During this episode one might feel heart palpitations, shortness of breath, perspiration, muscle tremors, faintness, and nausea. A panic attack is severe enough to let a person think that he / she will actually die at that very traumatizing moment! In some cases people who experience these panic disorders may have no clue of the reason of why they are frightened. This type of anxiety is sometimes known as known as free-floating due to the fact that it is not stimulated by a certain event. Rather, it occurs in a variety of situations. A phobia is another type of anxiety disorder Folia (pronounced fo-vee-AH) in Greek means fear.

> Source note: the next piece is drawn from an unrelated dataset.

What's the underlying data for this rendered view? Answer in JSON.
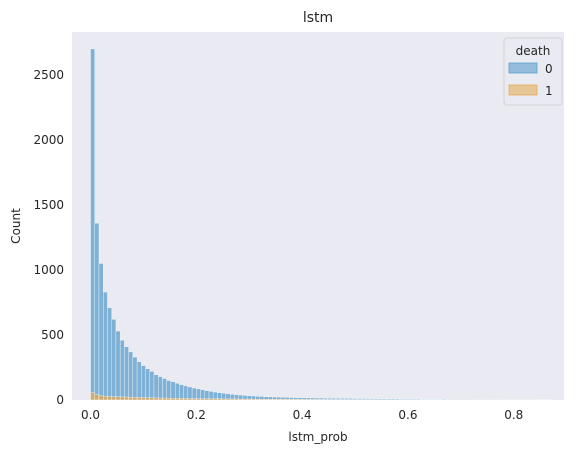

Fears in this type of disorder are rather more specific than anxieties. Someone who responds fearfully to a particular situation or stimulus in which most people do not consider particularly dangerous is said to have a phobia. Phobic individuals usually feels that their fear is irrational but still feels anxiety that can be eased only by avoiding the feared object or situation. Common fears are heights, insects, and snakes. These were examples of simple phobias. However, we cannot strictly identify these as disorders since they do not deal with a person's daily life.
A phobic disorder may be when a woman is afraid to go inside an elevator because she fears enclosed spaces, or when a man does not go to a theater because he is afraid of large crowds. These are known as social phobias. People with this type of phobia feel extremely insecure in social situations and have an exaggerated fear of embarrassing themselves. They fear that they wil.